Well, that’s where our road is leading us. We’re going home and loving our families. And that is not exactly the easiest thing to do, because as we all know family is messy sometimes, and we have some people in our immediate families that don’t know the Lord. And hopefully Jesus will take our weak “Yes” and use our hands and our feet to show those in our families how deep and high and long and wide is the love of Christ.
And that’s what the Lord is calling you to do as well. When you leave here this morning, go home and do your best to show God’s love to your kids, your grandkids, your spouse, your parents, whoever it is. “If you want to change the world, go home and love your family.” Family is where it all starts: the good, the bad, and the ugly. And family matters to God.

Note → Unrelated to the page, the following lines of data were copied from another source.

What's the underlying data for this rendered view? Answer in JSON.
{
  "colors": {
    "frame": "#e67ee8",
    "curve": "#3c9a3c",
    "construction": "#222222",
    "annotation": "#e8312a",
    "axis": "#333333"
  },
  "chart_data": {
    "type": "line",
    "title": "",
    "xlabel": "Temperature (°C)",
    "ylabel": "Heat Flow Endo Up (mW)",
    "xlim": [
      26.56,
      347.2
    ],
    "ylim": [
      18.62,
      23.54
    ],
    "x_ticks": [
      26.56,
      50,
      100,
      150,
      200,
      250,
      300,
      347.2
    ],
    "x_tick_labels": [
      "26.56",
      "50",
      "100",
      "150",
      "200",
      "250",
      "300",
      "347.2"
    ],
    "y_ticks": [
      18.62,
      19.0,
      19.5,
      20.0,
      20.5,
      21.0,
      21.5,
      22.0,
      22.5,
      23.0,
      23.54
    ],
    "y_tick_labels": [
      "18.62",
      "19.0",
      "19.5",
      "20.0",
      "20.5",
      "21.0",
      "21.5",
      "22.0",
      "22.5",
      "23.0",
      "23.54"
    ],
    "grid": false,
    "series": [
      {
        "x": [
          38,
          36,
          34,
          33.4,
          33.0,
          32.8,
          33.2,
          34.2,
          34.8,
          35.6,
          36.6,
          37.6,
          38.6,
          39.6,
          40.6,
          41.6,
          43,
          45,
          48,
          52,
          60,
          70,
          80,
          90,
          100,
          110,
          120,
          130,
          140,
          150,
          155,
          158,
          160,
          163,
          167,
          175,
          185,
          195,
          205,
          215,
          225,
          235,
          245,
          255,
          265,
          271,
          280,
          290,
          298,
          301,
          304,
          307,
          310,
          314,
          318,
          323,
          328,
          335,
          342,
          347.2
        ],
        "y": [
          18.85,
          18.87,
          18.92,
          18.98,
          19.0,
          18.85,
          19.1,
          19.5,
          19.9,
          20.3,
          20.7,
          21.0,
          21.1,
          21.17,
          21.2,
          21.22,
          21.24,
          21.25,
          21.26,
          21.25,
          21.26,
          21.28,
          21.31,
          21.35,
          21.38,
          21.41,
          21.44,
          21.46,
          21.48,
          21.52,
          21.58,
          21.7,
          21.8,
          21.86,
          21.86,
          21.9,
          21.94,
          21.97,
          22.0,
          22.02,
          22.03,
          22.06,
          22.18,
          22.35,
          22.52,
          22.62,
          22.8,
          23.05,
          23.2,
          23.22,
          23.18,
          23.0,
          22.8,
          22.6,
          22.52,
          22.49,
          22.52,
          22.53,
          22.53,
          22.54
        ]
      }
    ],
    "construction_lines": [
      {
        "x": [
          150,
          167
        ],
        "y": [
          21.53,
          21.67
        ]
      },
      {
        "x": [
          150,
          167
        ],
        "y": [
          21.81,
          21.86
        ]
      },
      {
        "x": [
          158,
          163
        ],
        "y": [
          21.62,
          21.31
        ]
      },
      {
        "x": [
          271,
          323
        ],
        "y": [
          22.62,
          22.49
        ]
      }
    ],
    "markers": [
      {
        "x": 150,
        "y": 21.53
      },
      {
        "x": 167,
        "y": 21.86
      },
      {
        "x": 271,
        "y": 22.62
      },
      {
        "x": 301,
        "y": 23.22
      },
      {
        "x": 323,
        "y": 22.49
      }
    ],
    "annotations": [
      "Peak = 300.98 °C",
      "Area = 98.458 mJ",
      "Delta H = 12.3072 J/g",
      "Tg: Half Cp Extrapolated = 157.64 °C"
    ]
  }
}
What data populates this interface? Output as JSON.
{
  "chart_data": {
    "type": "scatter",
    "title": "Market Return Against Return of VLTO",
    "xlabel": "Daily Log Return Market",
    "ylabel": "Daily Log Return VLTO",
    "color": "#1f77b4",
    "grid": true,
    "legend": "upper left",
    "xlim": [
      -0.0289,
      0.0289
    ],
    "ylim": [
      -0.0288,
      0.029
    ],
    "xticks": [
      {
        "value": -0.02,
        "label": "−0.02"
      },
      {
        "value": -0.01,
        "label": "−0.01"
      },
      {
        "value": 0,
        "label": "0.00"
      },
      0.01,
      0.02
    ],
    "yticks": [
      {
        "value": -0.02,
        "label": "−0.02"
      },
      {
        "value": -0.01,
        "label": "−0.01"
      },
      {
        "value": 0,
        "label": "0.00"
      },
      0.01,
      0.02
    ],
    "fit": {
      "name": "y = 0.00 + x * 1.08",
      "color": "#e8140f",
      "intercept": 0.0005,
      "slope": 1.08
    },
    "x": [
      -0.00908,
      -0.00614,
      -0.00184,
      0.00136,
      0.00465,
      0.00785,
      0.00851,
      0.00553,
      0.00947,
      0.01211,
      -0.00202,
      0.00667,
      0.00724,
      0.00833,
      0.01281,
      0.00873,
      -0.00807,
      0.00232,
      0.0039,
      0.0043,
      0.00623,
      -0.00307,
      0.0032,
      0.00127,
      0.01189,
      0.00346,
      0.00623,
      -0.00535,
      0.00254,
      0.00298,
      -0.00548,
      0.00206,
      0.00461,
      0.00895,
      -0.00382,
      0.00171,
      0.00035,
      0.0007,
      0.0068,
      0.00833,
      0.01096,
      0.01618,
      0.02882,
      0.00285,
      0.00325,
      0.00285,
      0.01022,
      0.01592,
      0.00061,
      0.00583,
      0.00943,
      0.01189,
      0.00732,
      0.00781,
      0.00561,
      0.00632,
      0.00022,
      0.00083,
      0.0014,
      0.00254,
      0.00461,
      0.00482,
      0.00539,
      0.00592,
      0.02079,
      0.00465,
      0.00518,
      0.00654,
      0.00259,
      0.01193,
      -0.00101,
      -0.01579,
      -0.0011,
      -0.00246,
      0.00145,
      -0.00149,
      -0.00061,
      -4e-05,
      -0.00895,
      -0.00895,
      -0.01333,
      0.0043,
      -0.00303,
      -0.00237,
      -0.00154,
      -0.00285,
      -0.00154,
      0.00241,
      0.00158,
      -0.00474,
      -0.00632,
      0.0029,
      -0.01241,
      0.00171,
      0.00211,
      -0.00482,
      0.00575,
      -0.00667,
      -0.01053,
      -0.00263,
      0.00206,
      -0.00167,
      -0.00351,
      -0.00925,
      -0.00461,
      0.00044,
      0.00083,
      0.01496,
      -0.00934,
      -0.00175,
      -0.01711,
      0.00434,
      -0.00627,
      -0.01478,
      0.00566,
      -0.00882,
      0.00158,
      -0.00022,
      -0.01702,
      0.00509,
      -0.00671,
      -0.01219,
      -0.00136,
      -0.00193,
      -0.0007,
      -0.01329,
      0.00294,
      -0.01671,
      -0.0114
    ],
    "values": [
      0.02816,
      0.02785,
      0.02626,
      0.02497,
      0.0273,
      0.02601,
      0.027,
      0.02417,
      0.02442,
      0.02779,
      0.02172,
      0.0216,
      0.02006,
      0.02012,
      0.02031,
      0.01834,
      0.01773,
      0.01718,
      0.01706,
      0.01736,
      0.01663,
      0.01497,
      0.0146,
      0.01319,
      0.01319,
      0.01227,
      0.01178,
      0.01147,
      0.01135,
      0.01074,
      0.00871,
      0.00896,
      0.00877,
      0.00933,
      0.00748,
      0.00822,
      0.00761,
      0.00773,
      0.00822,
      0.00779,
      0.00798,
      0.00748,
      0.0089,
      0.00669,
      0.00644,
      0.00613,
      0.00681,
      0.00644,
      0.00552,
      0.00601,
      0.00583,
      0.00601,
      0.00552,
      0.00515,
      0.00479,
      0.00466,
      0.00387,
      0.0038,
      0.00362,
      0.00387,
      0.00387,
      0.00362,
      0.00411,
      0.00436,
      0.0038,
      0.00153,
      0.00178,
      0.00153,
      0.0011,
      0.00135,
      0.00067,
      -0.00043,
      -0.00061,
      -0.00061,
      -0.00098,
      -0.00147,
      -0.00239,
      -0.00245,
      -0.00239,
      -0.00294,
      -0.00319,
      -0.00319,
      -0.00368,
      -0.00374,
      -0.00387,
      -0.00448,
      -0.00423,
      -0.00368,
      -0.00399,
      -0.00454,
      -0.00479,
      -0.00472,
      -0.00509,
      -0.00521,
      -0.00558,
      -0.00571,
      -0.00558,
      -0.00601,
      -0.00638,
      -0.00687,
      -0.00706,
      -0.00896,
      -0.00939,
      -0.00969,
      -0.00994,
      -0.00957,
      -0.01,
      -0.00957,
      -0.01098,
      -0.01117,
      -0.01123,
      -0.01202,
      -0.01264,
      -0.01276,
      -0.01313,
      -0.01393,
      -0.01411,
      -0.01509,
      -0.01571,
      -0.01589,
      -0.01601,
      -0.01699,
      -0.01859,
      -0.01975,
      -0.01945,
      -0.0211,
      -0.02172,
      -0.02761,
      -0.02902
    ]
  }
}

After all, he is Father, Son, and Holy Spirit. And we are called his children, the family of God. Yes, our families are imperfect and dysfunctional, but instead of putting the “dis” in dysfunction or instead of putting the “shun” in dysfunction, maybe God can use us to put the “fun” in dysfunction.
The End
I want to end by going back to Jesus’ parable. In v. 19, this rich fool says to himself, “you have plenty of good things laid up for many years. Take life easy; eat, drink and be merry.” But what does God say to him? Why is he a fool? Verse 20 says, “But God said to him, ‘You fool! This very night your life will be demanded from you. Then who will get what you have prepared for yourself?’”
Seize the day, my friends. Life is short. We aren’t guaranteed tomorrow. “Yesterday is history, tomorrow is a mystery, but today is a gift; that is why it is called the present” (Kung Fu Panda). Go, seize the day, love your family, and change the world. Amen.